Explicit Consent Management – Users interact with a consent UI hosted by the SB, granting or denying attribute release on a per‑attribute basis. Each consent decision is immutably logged on a blockchain‑style ledger, providing auditability and supporting regulatory compliance.

Key Management and Trust Chain – The SB maintains a PKI that stores public keys for all SPs and APs. Key rotation, revocation, and distribution are automated, reducing operational risk and ensuring long‑term security.

The authors map these controls onto existing SAML and OIDC flows, then implement a prototype to evaluate performance and security.

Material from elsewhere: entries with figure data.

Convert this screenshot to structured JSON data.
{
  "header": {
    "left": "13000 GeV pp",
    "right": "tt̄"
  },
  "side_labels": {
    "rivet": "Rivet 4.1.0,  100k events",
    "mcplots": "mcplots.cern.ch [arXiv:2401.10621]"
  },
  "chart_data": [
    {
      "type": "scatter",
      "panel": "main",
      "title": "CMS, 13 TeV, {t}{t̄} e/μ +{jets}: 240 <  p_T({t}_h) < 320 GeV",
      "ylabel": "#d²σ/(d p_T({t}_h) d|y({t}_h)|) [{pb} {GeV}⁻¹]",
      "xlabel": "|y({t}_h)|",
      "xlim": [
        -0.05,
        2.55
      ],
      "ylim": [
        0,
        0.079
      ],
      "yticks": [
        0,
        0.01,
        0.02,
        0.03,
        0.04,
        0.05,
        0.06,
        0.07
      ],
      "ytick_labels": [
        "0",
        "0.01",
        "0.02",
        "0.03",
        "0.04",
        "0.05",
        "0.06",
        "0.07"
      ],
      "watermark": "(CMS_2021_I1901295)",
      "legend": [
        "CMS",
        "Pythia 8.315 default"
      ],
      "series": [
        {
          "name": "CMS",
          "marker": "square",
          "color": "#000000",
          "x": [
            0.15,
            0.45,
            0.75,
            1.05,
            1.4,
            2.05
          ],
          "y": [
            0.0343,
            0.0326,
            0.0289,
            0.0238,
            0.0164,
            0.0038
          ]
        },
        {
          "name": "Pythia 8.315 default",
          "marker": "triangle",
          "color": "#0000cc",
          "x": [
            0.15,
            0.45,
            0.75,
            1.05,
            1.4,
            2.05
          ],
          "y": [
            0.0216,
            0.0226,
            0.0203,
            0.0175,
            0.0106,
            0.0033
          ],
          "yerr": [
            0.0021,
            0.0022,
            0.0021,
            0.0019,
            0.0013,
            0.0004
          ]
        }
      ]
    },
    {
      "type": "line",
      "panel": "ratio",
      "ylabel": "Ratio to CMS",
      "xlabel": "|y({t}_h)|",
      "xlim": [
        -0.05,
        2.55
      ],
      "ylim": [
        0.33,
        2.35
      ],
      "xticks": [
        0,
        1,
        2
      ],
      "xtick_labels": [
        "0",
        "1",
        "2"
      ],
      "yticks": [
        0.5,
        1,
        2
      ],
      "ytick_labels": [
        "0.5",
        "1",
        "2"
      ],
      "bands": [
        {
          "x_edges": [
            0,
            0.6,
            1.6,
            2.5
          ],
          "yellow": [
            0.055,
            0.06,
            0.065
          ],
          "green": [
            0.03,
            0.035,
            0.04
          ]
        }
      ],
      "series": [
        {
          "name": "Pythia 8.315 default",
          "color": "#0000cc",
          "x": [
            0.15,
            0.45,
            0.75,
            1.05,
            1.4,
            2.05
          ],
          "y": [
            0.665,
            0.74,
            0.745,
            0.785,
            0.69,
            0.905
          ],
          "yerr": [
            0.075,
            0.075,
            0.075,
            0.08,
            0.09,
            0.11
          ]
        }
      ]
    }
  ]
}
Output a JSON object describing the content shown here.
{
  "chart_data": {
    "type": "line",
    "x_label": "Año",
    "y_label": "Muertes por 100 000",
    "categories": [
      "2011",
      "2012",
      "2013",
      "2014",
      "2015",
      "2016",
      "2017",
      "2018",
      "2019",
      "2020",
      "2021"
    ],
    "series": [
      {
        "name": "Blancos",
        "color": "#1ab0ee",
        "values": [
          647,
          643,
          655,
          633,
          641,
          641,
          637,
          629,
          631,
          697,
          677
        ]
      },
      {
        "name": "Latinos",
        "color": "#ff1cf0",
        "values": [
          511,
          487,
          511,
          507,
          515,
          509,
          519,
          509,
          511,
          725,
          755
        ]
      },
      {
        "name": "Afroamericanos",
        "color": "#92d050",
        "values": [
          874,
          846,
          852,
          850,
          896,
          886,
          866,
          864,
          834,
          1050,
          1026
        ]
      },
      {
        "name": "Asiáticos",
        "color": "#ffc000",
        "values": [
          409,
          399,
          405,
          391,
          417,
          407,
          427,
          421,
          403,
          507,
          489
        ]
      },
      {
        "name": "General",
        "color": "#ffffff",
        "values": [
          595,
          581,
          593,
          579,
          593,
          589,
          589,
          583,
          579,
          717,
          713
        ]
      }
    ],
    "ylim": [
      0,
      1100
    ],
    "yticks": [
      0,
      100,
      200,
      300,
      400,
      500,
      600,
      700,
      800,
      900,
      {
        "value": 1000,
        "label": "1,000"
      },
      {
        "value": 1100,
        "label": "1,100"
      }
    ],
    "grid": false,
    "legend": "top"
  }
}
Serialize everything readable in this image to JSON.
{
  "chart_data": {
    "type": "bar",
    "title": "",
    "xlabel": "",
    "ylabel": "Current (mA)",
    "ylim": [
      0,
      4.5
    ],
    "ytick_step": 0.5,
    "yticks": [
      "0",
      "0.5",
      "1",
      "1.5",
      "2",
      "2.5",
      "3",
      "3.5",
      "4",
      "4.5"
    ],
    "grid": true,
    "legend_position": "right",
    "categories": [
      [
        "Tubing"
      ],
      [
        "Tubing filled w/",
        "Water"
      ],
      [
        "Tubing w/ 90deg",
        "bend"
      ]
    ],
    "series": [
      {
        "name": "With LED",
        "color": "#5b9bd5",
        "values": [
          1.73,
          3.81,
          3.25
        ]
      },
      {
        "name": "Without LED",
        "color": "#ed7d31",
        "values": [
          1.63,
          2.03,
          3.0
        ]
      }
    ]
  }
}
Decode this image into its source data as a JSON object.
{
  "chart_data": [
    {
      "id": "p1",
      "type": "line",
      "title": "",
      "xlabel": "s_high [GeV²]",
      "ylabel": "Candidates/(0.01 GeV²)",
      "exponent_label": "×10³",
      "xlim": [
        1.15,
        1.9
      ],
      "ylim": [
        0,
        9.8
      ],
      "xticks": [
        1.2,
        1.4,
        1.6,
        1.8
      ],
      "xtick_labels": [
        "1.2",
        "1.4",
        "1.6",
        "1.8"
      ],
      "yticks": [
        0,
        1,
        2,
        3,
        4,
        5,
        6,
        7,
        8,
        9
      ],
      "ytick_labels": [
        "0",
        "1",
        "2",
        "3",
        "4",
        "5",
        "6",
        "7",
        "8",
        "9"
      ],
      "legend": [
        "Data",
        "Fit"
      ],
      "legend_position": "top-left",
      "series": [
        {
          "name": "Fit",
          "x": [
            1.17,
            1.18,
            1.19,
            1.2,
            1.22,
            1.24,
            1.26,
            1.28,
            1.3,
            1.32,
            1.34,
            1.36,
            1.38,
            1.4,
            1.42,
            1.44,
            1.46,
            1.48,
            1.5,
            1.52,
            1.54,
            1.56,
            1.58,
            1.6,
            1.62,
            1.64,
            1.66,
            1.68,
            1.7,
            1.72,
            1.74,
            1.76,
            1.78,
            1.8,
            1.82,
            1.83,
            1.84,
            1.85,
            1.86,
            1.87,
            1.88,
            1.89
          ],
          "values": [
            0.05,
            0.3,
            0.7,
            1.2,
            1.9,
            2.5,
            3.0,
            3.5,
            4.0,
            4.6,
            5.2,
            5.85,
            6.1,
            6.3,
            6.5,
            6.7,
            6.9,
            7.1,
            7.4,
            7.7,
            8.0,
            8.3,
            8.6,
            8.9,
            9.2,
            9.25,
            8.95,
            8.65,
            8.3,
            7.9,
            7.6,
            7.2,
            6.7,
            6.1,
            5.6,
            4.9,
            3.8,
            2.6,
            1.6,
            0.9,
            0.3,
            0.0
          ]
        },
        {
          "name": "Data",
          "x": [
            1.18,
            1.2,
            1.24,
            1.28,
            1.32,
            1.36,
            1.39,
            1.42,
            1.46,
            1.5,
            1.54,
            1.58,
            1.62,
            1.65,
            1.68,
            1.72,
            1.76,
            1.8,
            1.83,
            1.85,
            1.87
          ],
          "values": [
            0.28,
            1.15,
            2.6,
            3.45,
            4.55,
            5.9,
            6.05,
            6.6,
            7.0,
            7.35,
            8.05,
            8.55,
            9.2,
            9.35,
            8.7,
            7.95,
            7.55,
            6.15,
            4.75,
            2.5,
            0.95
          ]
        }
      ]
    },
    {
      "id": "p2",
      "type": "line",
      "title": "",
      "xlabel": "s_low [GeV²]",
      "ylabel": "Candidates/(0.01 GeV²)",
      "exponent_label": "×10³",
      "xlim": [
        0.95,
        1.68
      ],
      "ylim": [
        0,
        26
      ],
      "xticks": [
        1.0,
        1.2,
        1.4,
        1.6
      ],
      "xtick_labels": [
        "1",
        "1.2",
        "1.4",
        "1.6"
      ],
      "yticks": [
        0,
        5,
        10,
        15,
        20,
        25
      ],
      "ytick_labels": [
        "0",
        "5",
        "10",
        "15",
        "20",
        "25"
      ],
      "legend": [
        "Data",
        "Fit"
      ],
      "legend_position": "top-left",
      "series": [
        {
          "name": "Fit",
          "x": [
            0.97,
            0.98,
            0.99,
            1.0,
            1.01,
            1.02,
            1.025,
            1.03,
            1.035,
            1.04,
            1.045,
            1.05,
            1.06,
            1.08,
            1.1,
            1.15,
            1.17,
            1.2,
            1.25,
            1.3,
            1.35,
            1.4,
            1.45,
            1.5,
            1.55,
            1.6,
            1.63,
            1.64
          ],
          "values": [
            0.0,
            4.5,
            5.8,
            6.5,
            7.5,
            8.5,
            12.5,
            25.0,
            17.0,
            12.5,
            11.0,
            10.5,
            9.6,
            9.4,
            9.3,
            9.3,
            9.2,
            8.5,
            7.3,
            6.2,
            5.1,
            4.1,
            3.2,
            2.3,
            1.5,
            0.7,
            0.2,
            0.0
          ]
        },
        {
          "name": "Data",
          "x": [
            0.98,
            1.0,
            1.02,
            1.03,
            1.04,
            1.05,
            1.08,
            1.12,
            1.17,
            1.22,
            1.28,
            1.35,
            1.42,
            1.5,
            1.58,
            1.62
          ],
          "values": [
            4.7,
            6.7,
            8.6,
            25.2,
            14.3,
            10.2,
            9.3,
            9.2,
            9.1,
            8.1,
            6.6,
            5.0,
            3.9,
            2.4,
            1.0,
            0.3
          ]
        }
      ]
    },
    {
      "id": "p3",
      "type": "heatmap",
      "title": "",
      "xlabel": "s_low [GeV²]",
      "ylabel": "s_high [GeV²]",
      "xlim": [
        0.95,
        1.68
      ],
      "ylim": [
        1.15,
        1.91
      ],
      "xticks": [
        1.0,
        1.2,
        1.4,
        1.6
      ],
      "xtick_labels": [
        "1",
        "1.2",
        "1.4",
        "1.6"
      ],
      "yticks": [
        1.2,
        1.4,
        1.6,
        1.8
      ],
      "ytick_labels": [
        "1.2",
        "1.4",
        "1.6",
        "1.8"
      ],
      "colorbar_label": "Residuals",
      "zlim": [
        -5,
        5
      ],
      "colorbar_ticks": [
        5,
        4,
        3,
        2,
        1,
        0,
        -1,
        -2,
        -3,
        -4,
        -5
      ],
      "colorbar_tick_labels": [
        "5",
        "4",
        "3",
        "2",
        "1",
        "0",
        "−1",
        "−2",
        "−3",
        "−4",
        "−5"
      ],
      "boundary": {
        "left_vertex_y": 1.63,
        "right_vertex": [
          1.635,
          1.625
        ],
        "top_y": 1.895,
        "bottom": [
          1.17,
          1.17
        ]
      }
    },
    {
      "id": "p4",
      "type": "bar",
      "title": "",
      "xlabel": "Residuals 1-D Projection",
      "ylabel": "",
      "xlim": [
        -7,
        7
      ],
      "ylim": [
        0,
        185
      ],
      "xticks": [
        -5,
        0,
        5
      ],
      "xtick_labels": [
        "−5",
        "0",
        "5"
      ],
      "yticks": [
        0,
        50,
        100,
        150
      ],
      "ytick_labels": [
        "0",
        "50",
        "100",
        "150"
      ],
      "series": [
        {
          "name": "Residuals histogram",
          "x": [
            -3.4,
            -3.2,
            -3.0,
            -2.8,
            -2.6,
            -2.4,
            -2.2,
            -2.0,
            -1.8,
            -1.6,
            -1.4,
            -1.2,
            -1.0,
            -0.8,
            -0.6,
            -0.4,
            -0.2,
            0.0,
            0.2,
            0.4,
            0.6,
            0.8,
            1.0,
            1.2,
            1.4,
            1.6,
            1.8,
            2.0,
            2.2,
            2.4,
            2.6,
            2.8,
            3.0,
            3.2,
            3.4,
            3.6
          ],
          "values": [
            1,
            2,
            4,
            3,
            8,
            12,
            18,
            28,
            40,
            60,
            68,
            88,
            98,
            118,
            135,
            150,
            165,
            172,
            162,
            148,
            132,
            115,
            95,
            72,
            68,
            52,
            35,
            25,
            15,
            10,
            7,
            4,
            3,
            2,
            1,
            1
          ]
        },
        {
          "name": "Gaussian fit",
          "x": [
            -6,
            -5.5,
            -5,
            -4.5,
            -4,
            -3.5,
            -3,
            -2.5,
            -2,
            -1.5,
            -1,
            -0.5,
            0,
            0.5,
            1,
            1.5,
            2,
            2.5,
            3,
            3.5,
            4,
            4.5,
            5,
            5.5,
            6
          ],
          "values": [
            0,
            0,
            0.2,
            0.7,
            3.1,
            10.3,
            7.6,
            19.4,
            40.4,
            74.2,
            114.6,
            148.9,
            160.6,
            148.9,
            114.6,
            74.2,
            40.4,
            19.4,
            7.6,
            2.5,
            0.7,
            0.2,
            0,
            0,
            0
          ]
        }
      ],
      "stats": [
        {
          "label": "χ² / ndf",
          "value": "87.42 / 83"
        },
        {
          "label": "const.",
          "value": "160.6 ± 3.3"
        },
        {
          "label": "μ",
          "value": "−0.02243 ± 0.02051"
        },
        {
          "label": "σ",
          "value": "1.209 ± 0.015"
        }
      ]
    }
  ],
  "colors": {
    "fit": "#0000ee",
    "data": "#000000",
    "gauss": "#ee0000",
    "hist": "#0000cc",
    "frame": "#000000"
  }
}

In benchmark tests, the privacy‑enhanced flow incurs an average authentication latency increase of about 12 % compared to the baseline, and CPU utilization rises modestly due to additional signing and encryption steps. Despite this overhead, overall throughput remains above 95 % of the original system, demonstrating that strong privacy can be achieved without crippling performance.

Security analysis confirms that linkability is effectively broken: SP‑specific pseudonyms prevent cross‑service correlation. Observability is limited because the IdP only sees the SB‑issued token, which contains no SP identifier. Non‑disclosure is enforced by end‑to‑end encryption of attribute payloads, ensuring that neither the IdP nor the SB can read the attribute values.

From a legal perspective, the architecture aligns with GDPR’s principles of data minimisation, purpose limitation, and privacy‑by‑design. It also reduces the exposure of business‑critical metadata, addressing concerns that go beyond traditional confidentiality threats. The paper suggests future work in multi‑broker trust propagation, lightweight cryptography for mobile clients, and scaling the blockchain‑based consent ledger. In summary, the proposed hub‑and‑spoke model with a dedicated Service Broker offers a practical, standards‑compatible pathway to privacy‑enhanced federated identity management, balancing regulatory compliance, business confidentiality, and operational efficiency.